La decisión, conocida este lunes 24 de agosto de 2026, ratifica el fallo que ya había sido emitido en primera instancia y que encontró responsable al funcionario por abuso de sus funciones. El Ministerio Público concluyó que Galvis Acosta se apartó de los deberes propios de su cargo al sacar un arma traumática de su motocicleta durante un procedimiento de imposición de un comparendo.

Los hechos se remontan a 2021 y ocurrieron en el barrio Lagos II de Floridablanca. Según la reconstrucción realizada por la Procuraduría, Galvis Acosta adelantaba un procedimiento de tránsito relacionado con la imposición de un comparendo a los ocupantes de un vehículo.

En medio del procedimiento se produjo un altercado verbal con los ciudadanos involucrados. Fue entonces cuando el agente extrajo de su motocicleta un arma traumática y la exhibió durante la confrontación.

La Procuraduría consideró que con esa actuación el funcionario abandonó el procedimiento técnico y jurídico que debía adelantar como autoridad de tránsito para asumir una conducta que el organismo calificó como una “vía de hecho”. Para el Ministerio Público, esa reacción puso en riesgo la integridad de las personas que se encontraban involucradas en el procedimiento.

El caso había generado polémica desde el momento de los hechos y posteriormente circuló en redes sociales material audiovisual relacionado con el procedimiento, lo que incrementó el rechazo ciudadano frente a la actuación del agente, quien había sacado el arma durante el altercado registrado en Lagos II.

En su decisión disciplinaria, el Ministerio Público estableció que Galvis Acosta incurrió en una falta grave cometida a título de dolo. Es decir, determinó que su conducta no correspondió a un simple error de procedimiento, sino a una actuación consciente y voluntaria que se apartó de las obligaciones asociadas a su función.

La primera instancia estuvo a cargo de la Procuraduría Provincial de Juzgamiento de Bucaramanga, que impuso la suspensión e inhabilidad especial durante tres meses.

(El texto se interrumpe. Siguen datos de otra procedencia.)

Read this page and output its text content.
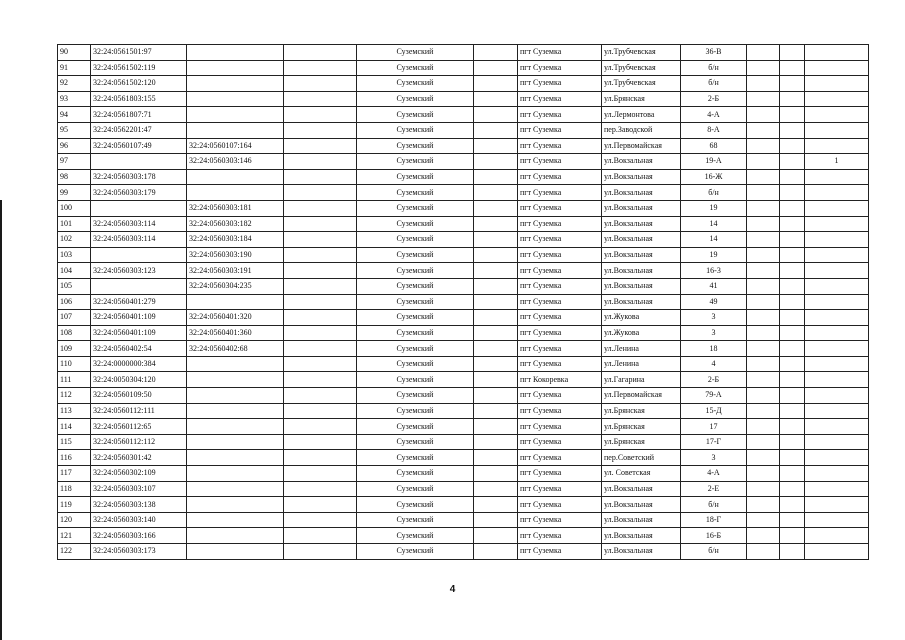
90	32:24:0561501:97			Суземский		пгт Суземка	ул.Трубчевская	36-В			
91	32:24:0561502:119			Суземский		пгт Суземка	ул.Трубчевская	б/н			
92	32:24:0561502:120			Суземский		пгт Суземка	ул.Трубчевская	б/н			
93	32:24:0561803:155			Суземский		пгт Суземка	ул.Брянская	2-Б			
94	32:24:0561807:71			Суземский		пгт Суземка	ул.Лермонтова	4-А			
95	32:24:0562201:47			Суземский		пгт Суземка	пер.Заводской	8-А			
96	32:24:0560107:49	32:24:0560107:164		Суземский		пгт Суземка	ул.Первомайская	68			
97		32:24:0560303:146		Суземский		пгт Суземка	ул.Вокзальная	19-А			1
98	32:24:0560303:178			Суземский		пгт Суземка	ул.Вокзальная	16-Ж			
99	32:24:0560303:179			Суземский		пгт Суземка	ул.Вокзальная	б/н			
100		32:24:0560303:181		Суземский		пгт Суземка	ул.Вокзальная	19			
101	32:24:0560303:114	32:24:0560303:182		Суземский		пгт Суземка	ул.Вокзальная	14			
102	32:24:0560303:114	32:24:0560303:184		Суземский		пгт Суземка	ул.Вокзальная	14			
103		32:24:0560303:190		Суземский		пгт Суземка	ул.Вокзальная	19			
104	32:24:0560303:123	32:24:0560303:191		Суземский		пгт Суземка	ул.Вокзальная	16-3			
105		32:24:0560304:235		Суземский		пгт Суземка	ул.Вокзальная	41			
106	32:24:0560401:279			Суземский		пгт Суземка	ул.Вокзальная	49			
107	32:24:0560401:109	32:24:0560401:320		Суземский		пгт Суземка	ул.Жукова	3			
108	32:24:0560401:109	32:24:0560401:360		Суземский		пгт Суземка	ул.Жукова	3			
109	32:24:0560402:54	32:24:0560402:68		Суземский		пгт Суземка	ул.Ленина	18			
110	32:24:0000000:384			Суземский		пгт Суземка	ул.Ленина	4			
111	32:24:0050304:120			Суземский		пгт Кокоревка	ул.Гагарина	2-Б			
112	32:24:0560109:50			Суземский		пгт Суземка	ул.Первомайская	79-А			
113	32:24:0560112:111			Суземский		пгт Суземка	ул.Брянская	15-Д			
114	32:24:0560112:65			Суземский		пгт Суземка	ул.Брянская	17			
115	32:24:0560112:112			Суземский		пгт Суземка	ул.Брянская	17-Г			
116	32:24:0560301:42			Суземский		пгт Суземка	пер.Советский	3			
117	32:24:0560302:109			Суземский		пгт Суземка	ул. Советская	4-А			
118	32:24:0560303:107			Суземский		пгт Суземка	ул.Вокзальная	2-Е			
119	32:24:0560303:138			Суземский		пгт Суземка	ул.Вокзальная	б/н			
120	32:24:0560303:140			Суземский		пгт Суземка	ул.Вокзальная	18-Г			
121	32:24:0560303:166			Суземский		пгт Суземка	ул.Вокзальная	16-Б			
122	32:24:0560303:173			Суземский		пгт Суземка	ул.Вокзальная	б/н			
4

La hoja de vida pública de Galvis Acosta registra que se desempeña como agente de tránsito de la Dirección de Tránsito y Transporte de Floridablanca y que ingresó a esa entidad en mayo de 1996.

Cinco años después del episodio que dio origen al proceso disciplinario, la decisión queda así confirmada en segunda instancia: tres meses de suspensión e inhabilidad especial por una actuación que, según el Ministerio Público, desbordó las competencias y obligaciones de un agente encargado precisamente de hacer cumplir las normas de tránsito.